「成長し続けるじゅんび」『フレンド』2025年11月号、36-37
成長し続けるじゅんび
ジュエルは初等協会の友達とはなれたくありませんでした!
パラオでほんとうにあったお話です。
ジュエルはせいさん会で両親とお兄さんと一緒にベンチにすわりました。聖文の物語の絵をかきました。話者のお話に耳をかたむけようとしましたが、きんちょうでおなかがおかしな感じです。
今日はジュエルが初等協会ではなくわかい女性のクラスに行く最初の日でした。初等協会の友達とはなれたくありませんでした。友達と一緒に歌ったり、聖文を読んだりするのが大好きでした。
でもジュエルは今年12才になります。わかい女性のプログラムにうつる時が来たのです。
ジュエルは目をとじて、声は出さないでいのりました。天のお父様、わかい女性のクラスが良い時間になるよう助けてください。
せいさん会の閉会のいのりが終わると、ジュエルは深呼吸をして教室に向かいました。年上の女の子たちがもう来ていました。4人の女の子がいます。話したり、くすくす笑ったりしています。
「こんにちは」と、ジュエルは言いました。
みんなにっこりほほえみました。「こんにちは。」
先生が入ってきて、ジュエルをかんげいしました。そしてレッスンが始まりました。
クラスのほとんどの時間、ジュエルはひとりぼっちのように感じていました。ほかの女の子たちをまだよく知らないので、話すのにきんちょうしました。これから長い間、わかい女性にいなければなりません。まるで永遠のようです!これからいつもここでさびしくすごすのでしょうか。
すると、小さな声が心に聞こえました。永遠にわかい女性にいるわけではありません。あなたはイエス・キリストの弟子になることについて、さらに学ぶのに十分な年齢になったのです。
ジュエルはその言葉になぐさめを感じました。せいれいが助けてくださっているのだと分かりました。まだわかい女性にはあまり友達がいませんが、ジュエルは一人ではありませんでした。せいれいがともにいてくださるのです。
クラスが終わった後、ジュエルは家族を見つけました。
「わかい女性のクラスはどうだった?」と、お母さんが聞きました。
ジュエルはお母さんをだきしめました。「まあまあだった。初等協会に行けなくてさびしいし、わかい女性の人たちのこともまだ知らないし。でも、せいれいがなぐさめてくださるのを感じたの。」
お母さんはにっこりしました。「それはよかったね!次はもっと良い時間になるんじゃないかな。」
ジュエルはうなずきました。お母さんの言うとおりであることを願いました。
次のわかい女性のクラスで、ジュエルはまた女の子たちにあいさつをしました。
「こんにちは、ジュエル」と一人の子が言いました。「わたしのとなりにすわって!」
ジュエルはにっこりして、その子の横にすわりました。彼女の名前はエリーといいました。レッスンが始まる前に、たくさん話しました。エリーはやさしくて、かんげいされていると感じさせてくれました。

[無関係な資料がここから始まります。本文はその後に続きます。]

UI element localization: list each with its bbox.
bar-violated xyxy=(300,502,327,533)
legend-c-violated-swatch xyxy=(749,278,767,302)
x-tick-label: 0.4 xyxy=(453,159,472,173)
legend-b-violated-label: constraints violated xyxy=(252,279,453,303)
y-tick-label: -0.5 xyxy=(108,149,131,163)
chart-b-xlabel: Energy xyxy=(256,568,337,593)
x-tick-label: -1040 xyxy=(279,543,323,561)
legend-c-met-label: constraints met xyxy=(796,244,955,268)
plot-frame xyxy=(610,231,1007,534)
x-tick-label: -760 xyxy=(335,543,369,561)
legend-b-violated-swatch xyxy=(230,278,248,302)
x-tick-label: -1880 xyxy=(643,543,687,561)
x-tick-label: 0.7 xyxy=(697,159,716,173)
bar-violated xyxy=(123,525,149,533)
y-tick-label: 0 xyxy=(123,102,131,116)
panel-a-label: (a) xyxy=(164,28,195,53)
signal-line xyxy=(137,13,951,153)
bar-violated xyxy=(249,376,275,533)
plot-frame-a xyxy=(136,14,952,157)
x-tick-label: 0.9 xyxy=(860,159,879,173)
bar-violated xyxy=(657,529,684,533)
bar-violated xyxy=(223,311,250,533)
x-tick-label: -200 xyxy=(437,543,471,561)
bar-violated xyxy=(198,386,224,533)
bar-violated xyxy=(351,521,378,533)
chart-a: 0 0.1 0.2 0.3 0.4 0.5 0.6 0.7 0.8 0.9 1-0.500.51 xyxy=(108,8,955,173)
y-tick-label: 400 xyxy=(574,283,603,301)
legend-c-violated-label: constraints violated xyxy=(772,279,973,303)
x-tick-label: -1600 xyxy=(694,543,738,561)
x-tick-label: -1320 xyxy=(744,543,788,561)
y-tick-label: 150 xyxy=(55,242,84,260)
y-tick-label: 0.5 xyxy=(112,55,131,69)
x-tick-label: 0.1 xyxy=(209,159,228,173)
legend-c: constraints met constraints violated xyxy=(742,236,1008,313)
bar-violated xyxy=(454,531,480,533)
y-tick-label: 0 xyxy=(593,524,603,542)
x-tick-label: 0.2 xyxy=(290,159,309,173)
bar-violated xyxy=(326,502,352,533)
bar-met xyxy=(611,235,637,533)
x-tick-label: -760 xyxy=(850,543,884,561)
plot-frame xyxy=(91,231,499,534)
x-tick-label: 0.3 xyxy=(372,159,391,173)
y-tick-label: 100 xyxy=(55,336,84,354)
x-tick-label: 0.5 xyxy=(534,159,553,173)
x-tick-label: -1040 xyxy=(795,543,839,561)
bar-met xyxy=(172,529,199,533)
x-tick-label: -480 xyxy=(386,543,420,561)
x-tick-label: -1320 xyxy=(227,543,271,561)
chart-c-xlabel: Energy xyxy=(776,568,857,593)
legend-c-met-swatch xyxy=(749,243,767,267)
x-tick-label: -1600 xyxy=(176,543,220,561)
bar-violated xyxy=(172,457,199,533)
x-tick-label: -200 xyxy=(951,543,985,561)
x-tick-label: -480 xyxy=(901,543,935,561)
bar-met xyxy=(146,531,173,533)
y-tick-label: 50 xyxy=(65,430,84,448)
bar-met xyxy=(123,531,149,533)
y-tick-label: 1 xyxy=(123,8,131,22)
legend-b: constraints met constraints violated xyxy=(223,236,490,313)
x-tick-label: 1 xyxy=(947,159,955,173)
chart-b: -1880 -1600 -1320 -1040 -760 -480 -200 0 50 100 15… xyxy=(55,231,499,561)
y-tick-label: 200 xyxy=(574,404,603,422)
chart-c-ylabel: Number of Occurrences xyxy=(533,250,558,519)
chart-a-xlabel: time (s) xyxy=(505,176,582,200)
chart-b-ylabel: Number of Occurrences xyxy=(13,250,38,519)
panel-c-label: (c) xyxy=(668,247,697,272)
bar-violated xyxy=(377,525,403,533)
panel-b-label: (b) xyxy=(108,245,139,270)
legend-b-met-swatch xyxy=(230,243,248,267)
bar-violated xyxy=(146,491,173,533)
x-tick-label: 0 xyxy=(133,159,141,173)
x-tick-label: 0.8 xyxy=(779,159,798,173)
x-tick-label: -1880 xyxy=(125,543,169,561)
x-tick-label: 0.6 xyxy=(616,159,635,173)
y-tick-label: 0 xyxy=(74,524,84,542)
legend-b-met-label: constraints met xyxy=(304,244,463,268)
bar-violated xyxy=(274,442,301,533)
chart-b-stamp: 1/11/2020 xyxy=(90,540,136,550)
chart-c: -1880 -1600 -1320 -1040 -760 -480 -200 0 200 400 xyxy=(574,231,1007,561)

レッスンの中で、先生が、せいれいを感じた経験のある人はいるかたずねました。
ジュエルは手を挙げました。「わかい女性に入るのにきんちょうしていたとき、せいれいが助けてくださるのを感じました」と彼女は言いました。「わたしが成長して、むずかしいことがあるとき、せいれいはわたしを助けてくださいます。」
ジュエルは、ひとりぼっちだと感じたときにせいれいがどのようになぐさめてくださったかについて考えていました。自分の経験をわかい女性のみんなに分かち合うのは良い気持ちでした。
ジュエルが分かち合った後、ほかにも何人かの女の子が分かち合いました。ジュエルはその話を聞くのが好きでした。
ジュエルはまだ時々初等協会に行けないのをさびしく思うことがあります。けれども、せいれいのおかげで、成長し続けるじゅんびができました。